One of the problems with video game addiction is the blur between reality and fiction. Like the ever-so-realistic wet dream a pubescent schoolboy has about dating the girl next door, sometimes it’s hard to recall whether the young Romanian prodigy whom Chelsea are trailing has actually bagged 20 goals in seven under-21 games, or whether this was merely virtual reality. The sticky sheets were due to a spilt bottle of Sainsbury’s dry cider from the night before. Honest.
But that distortion is only a side effect. The main problem, apart from minor interferences with ‘real’ issues like work, relationships and the like, is what happens when you come off the drug. Four years later I move back home and break free from the spell. Now all I have is memories. My Everton team. Oh what a team. Countless Premier League and Champions League trophies (probably about four, but it seemed more at the time) and the generated players who now occupy a place in my heart alongside Peter Schmeichel’s red nose and Ole Gunnar Solskjaer’s right boot. I feel so indebted to three of these ‘fakies’ it’s a wrench not to name them; I must remind myself even their names weren’t real. At least Alexander Farnerud and Freddy Adu exist, even if they are crap.
Having immersed myself in multi-player madness, single-player seemed utterly one-dimensional in comparison. What’s the point in struggling my way to five successive promotions with minnows Fleetwood Town if nobody’s watching? Who have I beaten there? A computer? Of course I’m cleverer than that damn thing, it can’t even switch itself on without my help (although I have discovered during long unsaved periods of play that it can sure as hell switch itself off without my help).
The game’s still the same, it’s still a brilliant database of unpronounceable names and unbelievable average rating statistics, but its context has changed, forever. Playing on my own just feels like what it is: a massive waste of time. Everything about Football Manager seems so empty now. Everything, that is, apart from the still-pristine CD case which has finally been reunited with its estranged disc.
My bubble’s well and truly burst. I’m on the other side. I’ve been wrenched out of the matrix and can see the game for what it is: a meaningless stream of numbers. Not only this, but meaningless fun doesn’t appeal to me in other areas of life much any more either. I want things to mean things. Maybe this is what it is to grow up, to gain perspective, to live and learn, to love and yearn.

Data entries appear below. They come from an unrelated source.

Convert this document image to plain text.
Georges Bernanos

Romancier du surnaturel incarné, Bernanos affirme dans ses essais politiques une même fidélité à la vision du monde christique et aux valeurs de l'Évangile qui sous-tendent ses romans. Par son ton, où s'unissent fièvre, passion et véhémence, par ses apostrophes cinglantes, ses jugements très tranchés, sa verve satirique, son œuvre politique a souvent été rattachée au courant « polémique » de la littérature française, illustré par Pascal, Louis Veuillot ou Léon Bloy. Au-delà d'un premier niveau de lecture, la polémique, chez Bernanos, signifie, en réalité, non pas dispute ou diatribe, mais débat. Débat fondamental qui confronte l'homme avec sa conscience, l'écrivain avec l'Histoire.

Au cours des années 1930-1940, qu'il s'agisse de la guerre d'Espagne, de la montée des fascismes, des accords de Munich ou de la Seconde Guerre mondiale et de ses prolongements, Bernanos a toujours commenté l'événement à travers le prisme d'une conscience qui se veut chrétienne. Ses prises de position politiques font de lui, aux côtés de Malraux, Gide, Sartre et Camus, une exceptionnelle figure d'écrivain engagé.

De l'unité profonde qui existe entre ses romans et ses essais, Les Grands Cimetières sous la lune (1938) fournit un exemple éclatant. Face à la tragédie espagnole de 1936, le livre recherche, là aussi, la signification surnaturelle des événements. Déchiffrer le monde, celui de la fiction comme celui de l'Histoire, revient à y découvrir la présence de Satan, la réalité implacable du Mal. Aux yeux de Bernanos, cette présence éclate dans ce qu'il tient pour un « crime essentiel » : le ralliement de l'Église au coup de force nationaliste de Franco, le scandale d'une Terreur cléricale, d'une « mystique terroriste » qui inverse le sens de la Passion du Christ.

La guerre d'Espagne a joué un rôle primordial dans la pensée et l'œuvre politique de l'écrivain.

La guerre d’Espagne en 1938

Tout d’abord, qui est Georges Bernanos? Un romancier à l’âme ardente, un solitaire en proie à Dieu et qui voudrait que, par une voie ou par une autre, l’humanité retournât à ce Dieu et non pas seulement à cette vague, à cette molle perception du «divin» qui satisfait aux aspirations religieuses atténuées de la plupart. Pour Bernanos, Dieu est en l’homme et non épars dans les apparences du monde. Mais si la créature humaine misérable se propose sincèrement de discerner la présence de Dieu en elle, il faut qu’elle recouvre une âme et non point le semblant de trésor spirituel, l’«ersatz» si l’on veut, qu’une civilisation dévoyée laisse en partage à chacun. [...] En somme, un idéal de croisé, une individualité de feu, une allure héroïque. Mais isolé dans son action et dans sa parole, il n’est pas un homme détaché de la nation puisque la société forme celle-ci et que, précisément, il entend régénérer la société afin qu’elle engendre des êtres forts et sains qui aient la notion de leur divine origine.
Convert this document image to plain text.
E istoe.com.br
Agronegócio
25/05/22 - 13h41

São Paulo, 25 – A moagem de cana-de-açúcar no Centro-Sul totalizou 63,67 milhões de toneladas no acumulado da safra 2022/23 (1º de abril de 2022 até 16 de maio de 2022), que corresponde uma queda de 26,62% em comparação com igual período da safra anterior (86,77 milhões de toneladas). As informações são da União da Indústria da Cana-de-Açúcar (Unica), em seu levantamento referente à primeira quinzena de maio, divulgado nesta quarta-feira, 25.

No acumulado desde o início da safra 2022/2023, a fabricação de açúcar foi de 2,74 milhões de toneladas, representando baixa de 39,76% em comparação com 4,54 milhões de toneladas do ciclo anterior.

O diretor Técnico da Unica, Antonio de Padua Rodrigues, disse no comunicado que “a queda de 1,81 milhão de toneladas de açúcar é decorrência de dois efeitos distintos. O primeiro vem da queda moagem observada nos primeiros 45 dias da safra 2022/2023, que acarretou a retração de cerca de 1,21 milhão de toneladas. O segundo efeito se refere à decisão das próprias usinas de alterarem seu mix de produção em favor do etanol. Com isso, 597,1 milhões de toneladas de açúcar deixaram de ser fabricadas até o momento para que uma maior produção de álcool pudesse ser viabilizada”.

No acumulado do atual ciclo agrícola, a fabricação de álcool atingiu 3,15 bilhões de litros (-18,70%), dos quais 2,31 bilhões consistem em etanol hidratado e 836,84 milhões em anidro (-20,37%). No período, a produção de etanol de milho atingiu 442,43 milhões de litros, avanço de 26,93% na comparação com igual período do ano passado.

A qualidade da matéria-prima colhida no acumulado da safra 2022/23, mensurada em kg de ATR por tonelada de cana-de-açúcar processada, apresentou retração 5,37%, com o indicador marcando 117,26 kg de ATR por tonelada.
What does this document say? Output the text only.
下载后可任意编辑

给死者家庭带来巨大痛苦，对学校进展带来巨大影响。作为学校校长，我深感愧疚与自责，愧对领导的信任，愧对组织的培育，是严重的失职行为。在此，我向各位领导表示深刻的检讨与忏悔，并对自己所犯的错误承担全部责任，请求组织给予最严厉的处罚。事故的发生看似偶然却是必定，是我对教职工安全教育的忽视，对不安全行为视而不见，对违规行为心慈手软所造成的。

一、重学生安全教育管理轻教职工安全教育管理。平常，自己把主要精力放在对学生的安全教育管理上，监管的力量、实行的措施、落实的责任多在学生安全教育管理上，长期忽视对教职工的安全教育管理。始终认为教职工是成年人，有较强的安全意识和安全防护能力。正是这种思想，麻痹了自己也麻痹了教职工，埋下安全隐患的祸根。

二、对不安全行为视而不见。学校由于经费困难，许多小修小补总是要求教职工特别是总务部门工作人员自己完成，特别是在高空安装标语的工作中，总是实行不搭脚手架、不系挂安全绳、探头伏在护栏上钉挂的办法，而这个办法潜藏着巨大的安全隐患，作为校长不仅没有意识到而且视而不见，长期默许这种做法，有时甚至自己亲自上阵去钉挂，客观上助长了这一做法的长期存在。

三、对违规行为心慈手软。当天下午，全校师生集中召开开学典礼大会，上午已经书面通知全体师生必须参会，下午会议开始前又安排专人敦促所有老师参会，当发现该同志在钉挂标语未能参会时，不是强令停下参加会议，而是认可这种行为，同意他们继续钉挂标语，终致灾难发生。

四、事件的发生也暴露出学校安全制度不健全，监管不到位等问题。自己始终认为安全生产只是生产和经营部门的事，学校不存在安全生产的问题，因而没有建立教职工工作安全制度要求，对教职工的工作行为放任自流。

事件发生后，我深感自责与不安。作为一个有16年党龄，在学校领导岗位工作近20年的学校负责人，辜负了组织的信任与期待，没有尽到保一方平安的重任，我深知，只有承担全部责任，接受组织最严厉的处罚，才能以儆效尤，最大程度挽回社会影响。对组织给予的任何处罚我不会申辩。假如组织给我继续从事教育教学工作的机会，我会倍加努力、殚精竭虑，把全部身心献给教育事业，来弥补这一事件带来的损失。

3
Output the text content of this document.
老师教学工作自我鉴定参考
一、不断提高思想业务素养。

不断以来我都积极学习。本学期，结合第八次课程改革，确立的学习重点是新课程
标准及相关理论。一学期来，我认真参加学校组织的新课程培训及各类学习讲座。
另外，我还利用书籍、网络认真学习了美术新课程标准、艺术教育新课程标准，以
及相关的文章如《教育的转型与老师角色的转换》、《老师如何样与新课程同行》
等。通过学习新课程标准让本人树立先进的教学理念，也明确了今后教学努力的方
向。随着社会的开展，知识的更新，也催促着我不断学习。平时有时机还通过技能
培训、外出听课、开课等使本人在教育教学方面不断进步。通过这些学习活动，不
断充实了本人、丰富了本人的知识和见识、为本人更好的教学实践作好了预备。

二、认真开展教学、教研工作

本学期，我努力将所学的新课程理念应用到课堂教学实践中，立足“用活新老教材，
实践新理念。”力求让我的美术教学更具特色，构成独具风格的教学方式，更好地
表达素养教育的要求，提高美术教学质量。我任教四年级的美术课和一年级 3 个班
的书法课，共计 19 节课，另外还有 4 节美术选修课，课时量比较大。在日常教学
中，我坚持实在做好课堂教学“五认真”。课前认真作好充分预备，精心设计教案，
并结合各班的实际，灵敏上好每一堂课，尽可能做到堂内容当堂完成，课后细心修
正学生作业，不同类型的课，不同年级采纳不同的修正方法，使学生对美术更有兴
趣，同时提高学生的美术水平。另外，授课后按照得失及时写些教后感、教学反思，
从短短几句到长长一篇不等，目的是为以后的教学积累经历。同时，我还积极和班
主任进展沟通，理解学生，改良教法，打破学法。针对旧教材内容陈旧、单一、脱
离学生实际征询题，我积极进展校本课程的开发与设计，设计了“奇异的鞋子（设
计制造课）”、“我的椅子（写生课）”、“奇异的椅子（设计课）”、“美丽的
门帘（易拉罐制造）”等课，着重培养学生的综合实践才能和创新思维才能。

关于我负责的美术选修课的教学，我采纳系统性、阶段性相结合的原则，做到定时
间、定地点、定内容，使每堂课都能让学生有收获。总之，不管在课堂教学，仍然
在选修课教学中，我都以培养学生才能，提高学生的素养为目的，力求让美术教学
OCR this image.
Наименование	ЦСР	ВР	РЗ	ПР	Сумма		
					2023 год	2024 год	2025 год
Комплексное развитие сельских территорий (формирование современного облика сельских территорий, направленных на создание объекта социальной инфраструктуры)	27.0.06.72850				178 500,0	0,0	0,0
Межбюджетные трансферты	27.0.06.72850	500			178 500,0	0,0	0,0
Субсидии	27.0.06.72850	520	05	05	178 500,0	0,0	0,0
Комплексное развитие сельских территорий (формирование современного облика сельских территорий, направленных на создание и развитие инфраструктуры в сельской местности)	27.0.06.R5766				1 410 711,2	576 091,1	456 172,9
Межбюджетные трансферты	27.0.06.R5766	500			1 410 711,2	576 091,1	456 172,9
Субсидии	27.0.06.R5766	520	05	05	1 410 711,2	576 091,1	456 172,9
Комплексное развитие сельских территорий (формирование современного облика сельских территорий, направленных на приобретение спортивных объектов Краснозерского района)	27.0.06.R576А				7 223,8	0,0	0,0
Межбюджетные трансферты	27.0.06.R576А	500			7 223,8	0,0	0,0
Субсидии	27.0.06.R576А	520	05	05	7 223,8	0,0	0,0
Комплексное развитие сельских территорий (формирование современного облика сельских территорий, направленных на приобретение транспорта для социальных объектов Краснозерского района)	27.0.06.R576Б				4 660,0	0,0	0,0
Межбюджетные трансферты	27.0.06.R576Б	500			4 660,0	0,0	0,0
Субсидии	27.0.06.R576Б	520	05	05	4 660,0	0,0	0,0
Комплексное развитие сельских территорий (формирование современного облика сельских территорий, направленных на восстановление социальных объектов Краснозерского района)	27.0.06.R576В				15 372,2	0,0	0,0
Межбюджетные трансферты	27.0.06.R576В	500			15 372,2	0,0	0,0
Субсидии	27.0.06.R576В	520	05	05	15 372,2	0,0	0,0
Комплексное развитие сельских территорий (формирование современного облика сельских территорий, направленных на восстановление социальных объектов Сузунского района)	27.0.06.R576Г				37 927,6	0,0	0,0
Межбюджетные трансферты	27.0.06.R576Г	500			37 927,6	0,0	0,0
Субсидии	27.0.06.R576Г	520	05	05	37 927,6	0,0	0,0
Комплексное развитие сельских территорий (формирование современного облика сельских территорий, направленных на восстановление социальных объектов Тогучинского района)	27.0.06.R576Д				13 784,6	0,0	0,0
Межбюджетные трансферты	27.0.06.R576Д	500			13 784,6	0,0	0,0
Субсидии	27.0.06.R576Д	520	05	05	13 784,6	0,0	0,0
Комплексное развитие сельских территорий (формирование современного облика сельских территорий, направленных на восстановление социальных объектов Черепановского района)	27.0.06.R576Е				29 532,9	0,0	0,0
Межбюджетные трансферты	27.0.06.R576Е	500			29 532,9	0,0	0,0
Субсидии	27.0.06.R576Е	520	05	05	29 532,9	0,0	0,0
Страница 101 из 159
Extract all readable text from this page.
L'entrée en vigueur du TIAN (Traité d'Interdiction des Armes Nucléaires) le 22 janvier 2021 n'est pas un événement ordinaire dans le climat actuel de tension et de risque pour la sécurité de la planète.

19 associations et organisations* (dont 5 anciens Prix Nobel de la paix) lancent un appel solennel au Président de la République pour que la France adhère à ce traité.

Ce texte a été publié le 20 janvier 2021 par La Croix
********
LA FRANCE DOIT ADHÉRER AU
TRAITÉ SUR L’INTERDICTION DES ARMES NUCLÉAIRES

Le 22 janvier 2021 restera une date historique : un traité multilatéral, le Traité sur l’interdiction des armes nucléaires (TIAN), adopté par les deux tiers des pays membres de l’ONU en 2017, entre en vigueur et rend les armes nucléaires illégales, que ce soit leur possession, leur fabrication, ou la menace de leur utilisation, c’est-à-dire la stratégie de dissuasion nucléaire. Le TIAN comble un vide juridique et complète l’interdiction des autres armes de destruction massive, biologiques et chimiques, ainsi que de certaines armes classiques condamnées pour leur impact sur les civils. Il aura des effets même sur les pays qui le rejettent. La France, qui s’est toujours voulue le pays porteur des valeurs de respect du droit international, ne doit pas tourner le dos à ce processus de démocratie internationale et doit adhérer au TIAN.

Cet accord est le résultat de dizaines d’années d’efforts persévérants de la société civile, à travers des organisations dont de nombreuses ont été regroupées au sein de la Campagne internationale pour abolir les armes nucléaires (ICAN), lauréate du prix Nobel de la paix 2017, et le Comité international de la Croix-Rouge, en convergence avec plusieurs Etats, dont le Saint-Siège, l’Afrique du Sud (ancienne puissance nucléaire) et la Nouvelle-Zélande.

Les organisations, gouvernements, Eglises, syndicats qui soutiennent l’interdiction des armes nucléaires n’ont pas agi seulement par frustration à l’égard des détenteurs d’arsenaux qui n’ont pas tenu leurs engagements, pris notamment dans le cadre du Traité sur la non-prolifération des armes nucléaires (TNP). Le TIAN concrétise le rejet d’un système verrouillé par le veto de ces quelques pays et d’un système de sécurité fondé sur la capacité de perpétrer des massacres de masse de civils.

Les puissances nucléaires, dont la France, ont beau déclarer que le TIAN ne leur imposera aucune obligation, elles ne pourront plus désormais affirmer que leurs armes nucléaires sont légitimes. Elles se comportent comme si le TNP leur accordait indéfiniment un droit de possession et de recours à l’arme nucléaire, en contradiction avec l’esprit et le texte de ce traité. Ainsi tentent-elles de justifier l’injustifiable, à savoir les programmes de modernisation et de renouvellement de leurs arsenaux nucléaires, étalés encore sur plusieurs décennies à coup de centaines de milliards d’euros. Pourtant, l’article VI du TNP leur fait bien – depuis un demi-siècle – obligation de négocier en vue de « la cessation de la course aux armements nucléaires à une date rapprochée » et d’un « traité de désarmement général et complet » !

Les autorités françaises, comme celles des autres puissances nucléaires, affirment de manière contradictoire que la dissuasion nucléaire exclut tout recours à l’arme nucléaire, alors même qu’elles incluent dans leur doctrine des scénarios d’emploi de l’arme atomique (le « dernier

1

Like all recovering addicts, I’ve got to find something else to fill my time. It’s a personality trait that can’t be fixed, only managed. Currently I’m throwing myself keyboard first into the footballing blogosphere, hoping that some schmuck at the BBC or Guardian will read my ramblings and offer me a real writing job. I still have my relapses, like when Champ 02/03 hero Peter Odemwingie was discovered by West Brom or when I befriended my all-time favourite Swedish striker, Meysam Javan, on facebook. But I’m using this article as a form of catharsis. Admitting these slip-ups helps me get over them and move on. I’ll be free of the demons one day, but for now, I’m not quite strong enough, not quite old enough, not quite ready. Plug me back in, for just one more season, please.